Making the character walk around the screen was fairly easy. Keep in mind that at this point there is no interaction with any environment elements or vertical movement, so the whole thing will have to become more complex over time.
At the moment however, the whole system works on few basic principles.
As player spawns, a number of variables are defined:
- maxSpeed
defines the terminal velocity for the character. It’s at the moment set fairly low, as ChiChiLand Adventure will be a game about exploration and not require quick reflexes or perfectly timed jumps. - friction helps the character stop. When no input from the user is detected, player character will lose a fraction of its speed each frame. If I recall correctly, I have it set at 0.1 or 0.15 at the moment.
- idleTime defines how long will it take after the character comes to a complete stop for the idle animations to kick it. At the moment the sprite only randomly blinks, but I have more idle animations planned.
- jumpHeight – so… I am still figuring out how to implement that one.
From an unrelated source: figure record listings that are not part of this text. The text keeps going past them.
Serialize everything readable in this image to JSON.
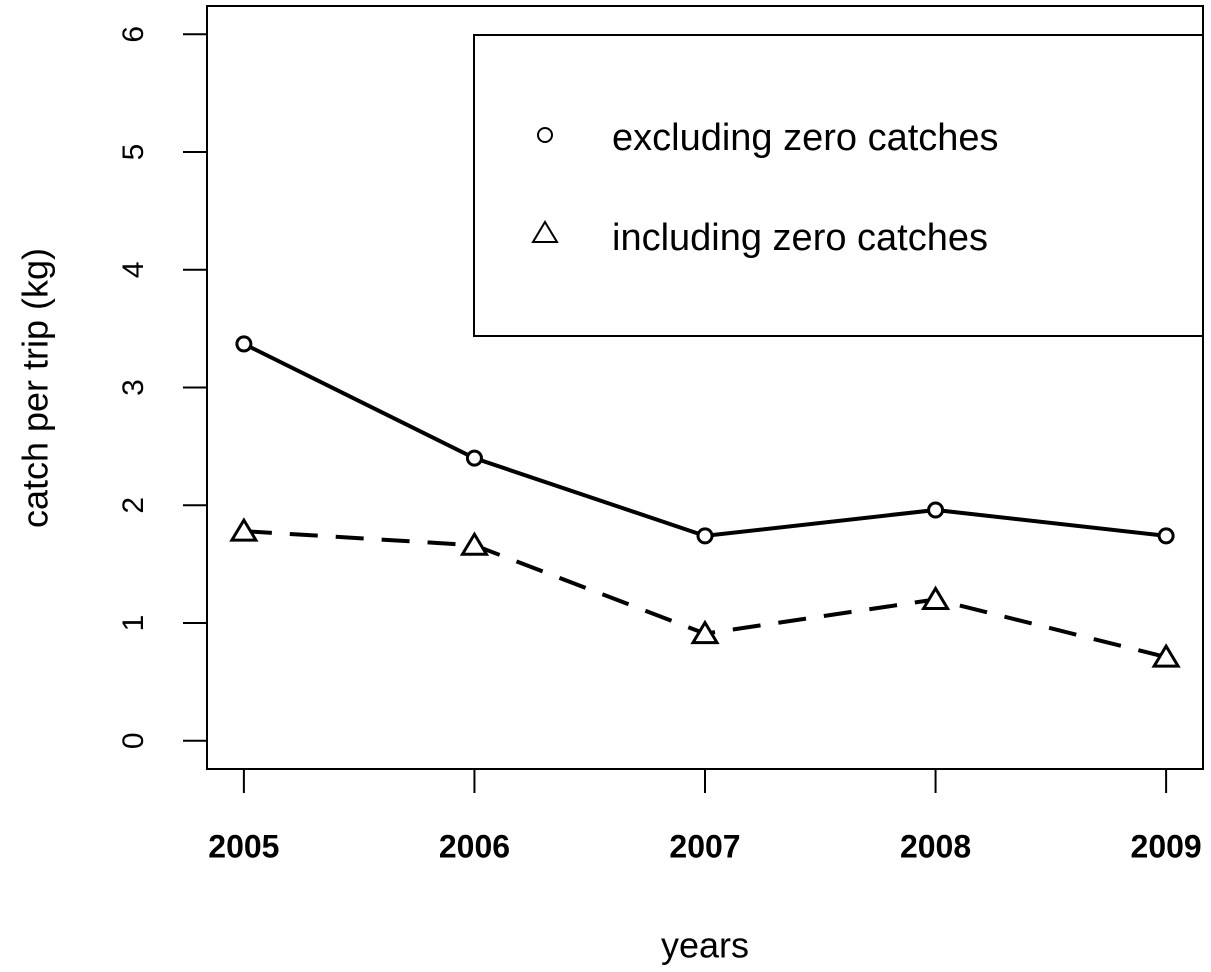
{
  "chart_data": {
    "type": "line",
    "x": [
      2005,
      2006,
      2007,
      2008,
      2009
    ],
    "xlim": [
      2004.84,
      2009.16
    ],
    "xticks": [
      2005,
      2006,
      2007,
      2008,
      2009
    ],
    "ylim": [
      -0.24,
      6.24
    ],
    "yticks": [
      0,
      1,
      2,
      3,
      4,
      5,
      6
    ],
    "xlabel": "years",
    "ylabel": "catch per trip (kg)",
    "legend": "top-right",
    "grid": false,
    "series": [
      {
        "name": "excluding zero catches",
        "color": "#000000",
        "linestyle": "solid",
        "marker": "circle",
        "values": [
          3.37,
          2.4,
          1.74,
          1.96,
          1.74
        ]
      },
      {
        "name": "including zero catches",
        "color": "#000000",
        "linestyle": "dashed",
        "marker": "triangle",
        "values": [
          1.78,
          1.66,
          0.91,
          1.2,
          0.71
        ]
      }
    ]
  }
}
I will probably do collisions first, before jumps, but for now I use jumpHeight as one of the variables in setting up the position and scale of the shadow underneath the player sprite.
Other than that, it’s really quite simple – pressing any of the directional arrows generates an increase or decrease in horizontal and vertical speed, up until positive or negative maximum. Pressing the opposite keys nullifies the effect on the player, while mixing horizontal and vertical movement, lets the sprite move diagonally.
The animation script analyzes the direction of movement and applies one of the four walk cycle animations, depending on the vector. Early on I had the 360° of possible directions divided equally into four chunks, but it created a bit of a problem. Upon reaching maximum speed at 45° diagonal, the sprite displayed was hard to predict.
Say the character walks North-East (Up-Right). Sometimes it would display the spr_player_walkUp animation, sometimes spr_player_walkRight. I quickly realized that most of the time I prefer to see the character facing the camera (or fully away from the camera), so I decided to extend the cones understood as Up and Down and narrow down the Left and Right ones.
To do so I created a simple variable named orient which uses a series of if/then/else gates to assign a simplified numeric system for the direction of movement. 0 is right, 1 is up, 2 is left and 3 is right.
The cool thing is that these numbers correspond to my sprite array so that first frame (frame 0) of the spr_player_default faces right, second frame (frame 1) faces up etc. I can therefore use a simple command image_number=orient; to turn my player in the correct direction.